Kitabın 37. baskısının önsözünde şöyle diyor, yazar:

“Kitabımın ilk baskısının önsözünde (1998’te basılmıştı) yer alan görüşlerim bugün için de geçerlidir.

Ancak son yıllardaki etniklik tartışmalarının aldığı farklı mahiyet nedeniyle aşağıdaki hususları dile getirmeyi gerekli görüyorum.

Bugün açıkça görülmektedir ki, etniklik, sadece Türkiye’nin değil, dünya gündeminin de önemli konularından biri haline getirilmiştir. Öyle ki adeta bir merkezin talimatıyla, etniklik, aynı zamanlamayla uluslararası belgelerde, toplantılarda, AB raporlarında, Birleşmiş Milletler’in ilgili kuruluşlarının uluslararası sivil toplum örgütlerinin, vakıfların çalışmalarında müstakil bir başlık olarak yer almaktadır.

Uluslararası yazılı ve görsel medyada etniklik özel bir konu olarak işlenmektedir. TV’lerde toplumların bilinçaltına hitap eden incelikte yayınlarla etnik ayrımcılık konusunda insanları beyinleri şartlandırılmaktadır.

Etnik grupların yanı sıra dini gruplar da kolektif, kurumsal haklara sahip azınlıklar haline getirilmek istenmektedir.

Bütün bu belge, bildiri, rapor ve yayınlarda etniklik, etnik grupları daha bağımsız, daha özerk, bağımsız kılacak bir içerik ve tanımla empoze edilmekte, etnik dillerin, etnik kültürlerin geliştirilmesini temine yönelik haklar “ayrılıkçı” temelde genişletilmektedir.
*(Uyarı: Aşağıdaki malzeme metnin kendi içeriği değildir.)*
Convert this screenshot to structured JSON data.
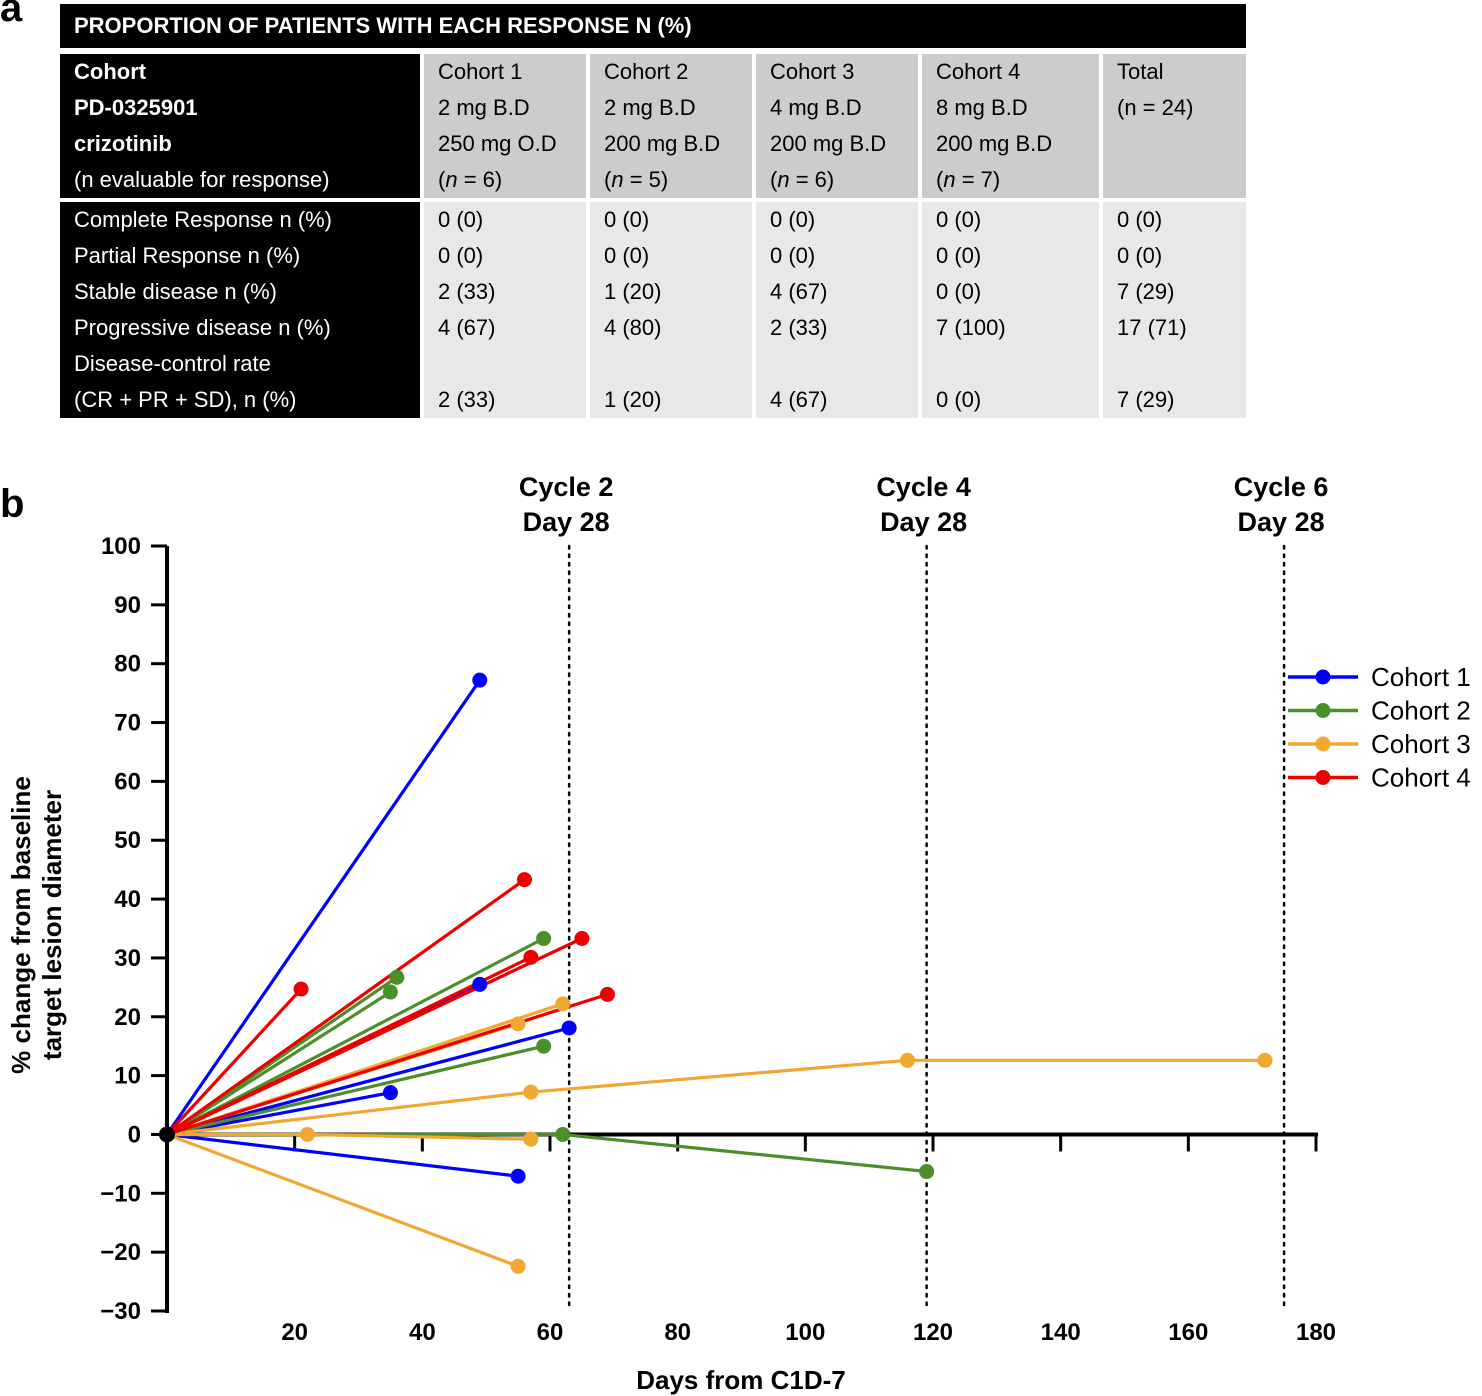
{
  "panel_labels": {
    "a": "a",
    "b": "b"
  },
  "table": {
    "title": "PROPORTION OF PATIENTS WITH EACH RESPONSE N (%)",
    "header_label": [
      "Cohort",
      "PD-0325901",
      "crizotinib",
      "(n evaluable for response)"
    ],
    "columns": [
      {
        "name": "Cohort 1",
        "dose1": "2 mg B.D",
        "dose2": "250 mg O.D",
        "n_open": "(",
        "n_var": "n",
        "n_rest": " = 6)"
      },
      {
        "name": "Cohort 2",
        "dose1": "2 mg B.D",
        "dose2": "200 mg B.D",
        "n_open": "(",
        "n_var": "n",
        "n_rest": " = 5)"
      },
      {
        "name": "Cohort 3",
        "dose1": "4 mg B.D",
        "dose2": "200 mg B.D",
        "n_open": "(",
        "n_var": "n",
        "n_rest": " = 6)"
      },
      {
        "name": "Cohort 4",
        "dose1": "8 mg B.D",
        "dose2": "200 mg B.D",
        "n_open": "(",
        "n_var": "n",
        "n_rest": " = 7)"
      },
      {
        "name": "Total",
        "dose1": "(n = 24)",
        "dose2": "",
        "n_open": "",
        "n_var": "",
        "n_rest": ""
      }
    ],
    "rows": [
      {
        "label": "Complete Response n (%)",
        "values": [
          "0 (0)",
          "0 (0)",
          "0 (0)",
          "0 (0)",
          "0 (0)"
        ]
      },
      {
        "label": "Partial Response n (%)",
        "values": [
          "0 (0)",
          "0 (0)",
          "0 (0)",
          "0 (0)",
          "0 (0)"
        ]
      },
      {
        "label": "Stable disease n (%)",
        "values": [
          "2 (33)",
          "1 (20)",
          "4 (67)",
          "0 (0)",
          "7 (29)"
        ]
      },
      {
        "label": "Progressive disease n (%)",
        "values": [
          "4 (67)",
          "4 (80)",
          "2 (33)",
          "7 (100)",
          "17 (71)"
        ]
      }
    ],
    "dcr_row": {
      "label1": "Disease-control rate",
      "label2": "(CR + PR + SD), n (%)",
      "values": [
        "2 (33)",
        "1 (20)",
        "4 (67)",
        "0 (0)",
        "7 (29)"
      ]
    }
  },
  "chart_data": {
    "type": "line",
    "title": "",
    "xlabel": "Days from C1D-7",
    "ylabel_lines": [
      "% change from baseline",
      "target lesion diameter"
    ],
    "xlim": [
      0,
      180
    ],
    "ylim": [
      -30,
      100
    ],
    "x_ticks": [
      20,
      40,
      60,
      80,
      100,
      120,
      140,
      160,
      180
    ],
    "y_ticks": [
      100,
      90,
      80,
      70,
      60,
      50,
      40,
      30,
      20,
      10,
      0,
      -10,
      -20,
      -30
    ],
    "y_tick_labels": [
      "100",
      "90",
      "80",
      "70",
      "60",
      "50",
      "40",
      "30",
      "20",
      "10",
      "0",
      "−10",
      "−20",
      "−30"
    ],
    "reference_lines": [
      {
        "x": 63,
        "label1": "Cycle 2",
        "label2": "Day 28"
      },
      {
        "x": 119,
        "label1": "Cycle 4",
        "label2": "Day 28"
      },
      {
        "x": 175,
        "label1": "Cycle 6",
        "label2": "Day 28"
      }
    ],
    "legend": {
      "position": "right",
      "entries": [
        "Cohort 1",
        "Cohort 2",
        "Cohort 3",
        "Cohort 4"
      ]
    },
    "series": [
      {
        "name": "Cohort 1",
        "color": "#0000ff",
        "lines": [
          [
            [
              0,
              0
            ],
            [
              49,
              77.2
            ]
          ],
          [
            [
              0,
              0
            ],
            [
              49,
              25.5
            ]
          ],
          [
            [
              0,
              0
            ],
            [
              63,
              18.1
            ]
          ],
          [
            [
              0,
              0
            ],
            [
              35,
              7.1
            ]
          ],
          [
            [
              0,
              0
            ],
            [
              55,
              -7.1
            ]
          ]
        ]
      },
      {
        "name": "Cohort 2",
        "color": "#4a8f29",
        "lines": [
          [
            [
              0,
              0
            ],
            [
              59,
              33.3
            ]
          ],
          [
            [
              0,
              0
            ],
            [
              36,
              26.7
            ]
          ],
          [
            [
              0,
              0
            ],
            [
              35,
              24.2
            ]
          ],
          [
            [
              0,
              0
            ],
            [
              59,
              15.0
            ]
          ],
          [
            [
              0,
              0
            ],
            [
              62,
              0
            ],
            [
              119,
              -6.3
            ]
          ]
        ]
      },
      {
        "name": "Cohort 3",
        "color": "#f0a830",
        "lines": [
          [
            [
              0,
              0
            ],
            [
              62,
              22.2
            ]
          ],
          [
            [
              0,
              0
            ],
            [
              55,
              18.8
            ]
          ],
          [
            [
              0,
              0
            ],
            [
              57,
              7.2
            ],
            [
              116,
              12.6
            ],
            [
              172,
              12.6
            ]
          ],
          [
            [
              0,
              0
            ],
            [
              22,
              0
            ],
            [
              57,
              -0.8
            ]
          ],
          [
            [
              0,
              0
            ],
            [
              55,
              -22.4
            ]
          ]
        ]
      },
      {
        "name": "Cohort 4",
        "color": "#ee0000",
        "lines": [
          [
            [
              0,
              0
            ],
            [
              56,
              43.3
            ]
          ],
          [
            [
              0,
              0
            ],
            [
              65,
              33.3
            ]
          ],
          [
            [
              0,
              0
            ],
            [
              57,
              30.1
            ]
          ],
          [
            [
              0,
              0
            ],
            [
              69,
              23.8
            ]
          ],
          [
            [
              0,
              0
            ],
            [
              21,
              24.7
            ]
          ]
        ]
      }
    ]
  }
}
Ulusal kimlik, resmi dil, kurucu unsur gibi ulus devletlerin varlıklarının güvencesi olan kavramlar tartışma konusu haline getirilmekte, etnik farklılıklar, çokkültürlülük gibi Batı’nın kendisi için sorun olarak gördüğü meseleler, üçüncü dünya ülkelerine bir “zenginlik” olarak empoze edilmektedir.”

SON SÖZ

Bana göre önsözdeki bu paragraflar işin temeli ve işin başlangıç noktasını oluşturuyor...

Bunları fark ettiğiniz zaman olup bitenleri değerlendirmeyi daha kolay yapıyorsunuz...

“Böl, parçala, yönet” sloganıyla yola çıkan emperyalist ülkelerin en çok kullandığı araçlar yukarıdaki önsözde sözü geçen araçlardır...

Televizyonda ve basılı medyada bu konuların tartışmalarını takip ederken, kullanılan terminolojinin altında ne olduğunun birçok kişi tarafından bilinmediğini görüyorsunuz...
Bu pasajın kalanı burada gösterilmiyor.